Prusoff W, Lin T S, Pivazyan A, Sun A S, Birks E
Department of Pharmacology, Yale University, New Haven, CT 06510.
Pharmacol Ther. 1993 Nov;60(2):315-29. doi: 10.1016/0163-7258(93)90013-4.
The human immunodeficiency virus, HIV-1, is generally accepted to be responsible for AIDS. It is imperative that all approaches, empirical and rational, be taken for development of a drug for therapy of this disease. These approaches are discussed, with emphasis on the direction being pursued in our laboratory. Empirically, we found 3'-deoxy-2',3'-didehydrothymidine, a compound first synthesized for potential anticancer activity by J. Horwitz in the 1960s, to be a potent inhibitor of HIV-1. It is now in Phase II/III clinical trials. We have also synthesized several 2,5'-anhydro pyrimidine nucleoside analogs, which have interesting chemical and biological properties. We have evaluated a natural product, gossypol and synthesized various derivatives for anti-HIV-1 activity, but none were appreciably more inhibitory than the parent compound. More recently, we have taken the rational approach and synthesized a boron-modified tetrapeptide, Ac-Thr-Leu-Asn-boro-Phe, which corresponds to the COOH-terminal of the Phe-Pro scissle bond of the gag/pol gene polyprotein product. Potent inhibition of the HIV-1 encoded protease was observed. These approaches and findings will be discussed.

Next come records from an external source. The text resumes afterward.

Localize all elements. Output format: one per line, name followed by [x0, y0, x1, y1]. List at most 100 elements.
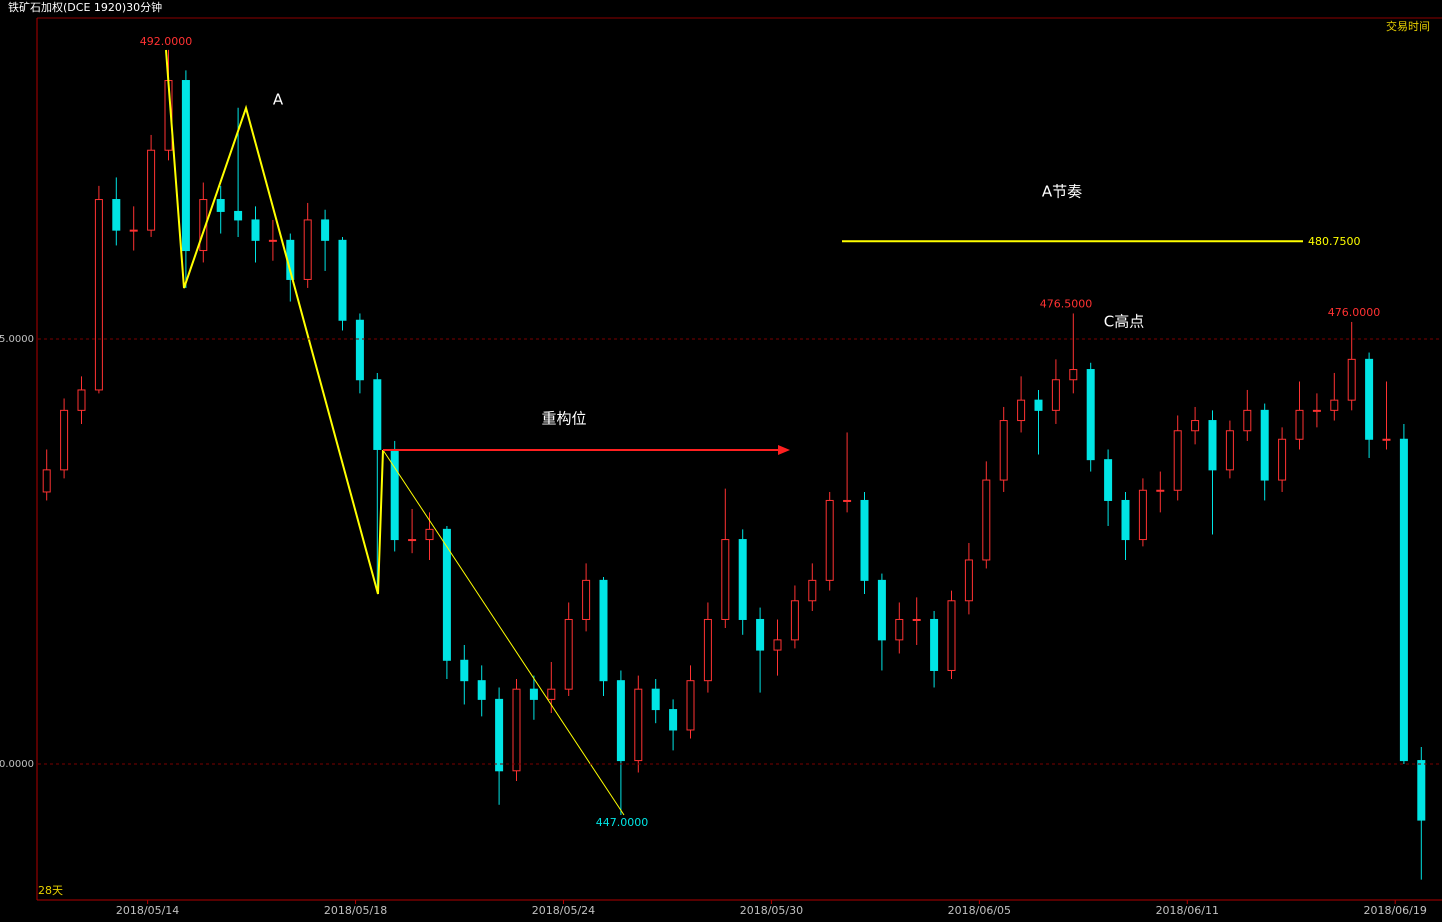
candle-body [181, 80, 190, 252]
annotation-text: A [273, 91, 284, 109]
annotation-text: A节奏 [1042, 183, 1082, 201]
candle-body [390, 448, 399, 541]
candle-body [1156, 489, 1165, 492]
candle-body [930, 618, 939, 671]
candle-body [738, 539, 747, 620]
candle-body [1034, 399, 1043, 411]
candle-body [1208, 420, 1217, 471]
candle-body [129, 229, 138, 232]
price-label: 476.0000 [1328, 306, 1381, 319]
x-tick-label: 2018/05/30 [740, 904, 803, 917]
candle-body [512, 688, 521, 772]
arrow-head [778, 445, 790, 455]
candle-body [843, 499, 852, 502]
trend-line [382, 449, 625, 816]
x-tick-label: 2018/05/18 [324, 904, 387, 917]
candle-body [1086, 369, 1095, 461]
candle-body [408, 539, 417, 542]
candle-body [60, 409, 69, 471]
candle-body [234, 210, 243, 221]
candle-body [1017, 399, 1026, 422]
candle-body [895, 618, 904, 641]
candle-body [686, 680, 695, 731]
candle-body [303, 219, 312, 280]
candle-body [1399, 438, 1408, 762]
candle-body [94, 199, 103, 391]
candle-body [982, 479, 991, 561]
candle-body [616, 680, 625, 762]
x-tick-label: 2018/06/11 [1156, 904, 1219, 917]
candle-body [860, 499, 869, 581]
candle-body [599, 579, 608, 682]
candle-body [773, 639, 782, 651]
candle-body [651, 688, 660, 711]
candle-body [529, 688, 538, 700]
price-label: 476.5000 [1040, 297, 1093, 310]
price-label: 492.0000 [140, 35, 193, 48]
candle-body [721, 539, 730, 620]
candle-body [460, 659, 469, 682]
candle-body [1069, 369, 1078, 381]
x-tick-label: 2018/06/19 [1363, 904, 1426, 917]
candle-body [77, 389, 86, 411]
candle-body [1225, 430, 1234, 471]
candle-body [1051, 379, 1060, 411]
candle-body [999, 420, 1008, 481]
candle-body [912, 618, 921, 621]
candle-body [373, 379, 382, 450]
candle-body [964, 559, 973, 602]
candle-body [1191, 420, 1200, 432]
y-tick-label: 475.0000 [0, 334, 34, 345]
candle-body [634, 688, 643, 762]
corner-label: 交易时间 [1386, 19, 1430, 33]
candle-body [877, 579, 886, 641]
candle-body [147, 149, 156, 231]
candle-body [1417, 760, 1426, 821]
candle-body [756, 618, 765, 651]
candle-body [669, 709, 678, 731]
period-label: 28天 [38, 884, 63, 897]
candle-body [1312, 409, 1321, 412]
candle-body [547, 688, 556, 700]
candle-body [790, 600, 799, 641]
y-tick-label: 450.0000 [0, 759, 34, 770]
candle-body [495, 698, 504, 772]
chart-title: 铁矿石加权(DCE 1920)30分钟 [8, 0, 162, 14]
candle-body [808, 579, 817, 602]
candle-body [216, 199, 225, 212]
candle-body [199, 199, 208, 252]
x-tick-label: 2018/05/14 [116, 904, 179, 917]
candle-body [1138, 489, 1147, 541]
annotation-text: C高点 [1104, 313, 1144, 331]
annotation-text: 重构位 [541, 410, 586, 428]
candle-body [1330, 399, 1339, 411]
price-label: 447.0000 [596, 816, 649, 829]
candle-body [947, 600, 956, 671]
candle-body [442, 528, 451, 661]
candle-body [1365, 358, 1374, 440]
candle-body [1295, 409, 1304, 440]
candle-body [251, 219, 260, 241]
candle-body [1104, 459, 1113, 501]
candle-body [355, 319, 364, 381]
candle-body [1347, 358, 1356, 401]
candle-body [425, 528, 434, 541]
x-tick-label: 2018/06/05 [948, 904, 1011, 917]
candle-body [268, 239, 277, 242]
wave-line [165, 49, 384, 595]
candle-body [564, 618, 573, 690]
x-tick-label: 2018/05/24 [532, 904, 595, 917]
candle-body [477, 680, 486, 700]
candle-body [112, 199, 121, 231]
candle-body [1382, 438, 1391, 441]
candle-body [42, 469, 51, 493]
candle-body [1278, 438, 1287, 481]
candle-body [703, 618, 712, 682]
level-label: 480.7500 [1308, 235, 1361, 248]
candle-body [1121, 499, 1130, 541]
candle-body [1260, 409, 1269, 481]
candle-body [321, 219, 330, 241]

人类免疫缺陷病毒1型(HIV-1)被普遍认为是导致艾滋病的病原体。开发治疗该疾病的药物时,必须采用所有经验性和理性的方法。本文将讨论这些方法,并重点介绍我们实验室正在探索的方向。从经验角度来看,我们发现3'-脱氧-2',3'-双脱氢胸苷(一种20世纪60年代由J. Horwitz首次合成用于潜在抗癌活性的化合物)是HIV-1的有效抑制剂。它目前正处于II/III期临床试验阶段。我们还合成了几种2,5'-脱水嘧啶核苷类似物,它们具有有趣的化学和生物学特性。我们评估了一种天然产物棉酚,并合成了各种衍生物用于抗HIV-1活性,但没有一种比母体化合物具有更明显的抑制作用。最近,我们采用了理性方法,合成了一种硼修饰的四肽Ac-Thr-Leu-Asn-boro-Phe,它对应于gag/pol基因多蛋白产物的Phe-Pro裂解键的COOH末端。观察到对HIV-1编码蛋白酶有强效抑制作用。将讨论这些方法和发现。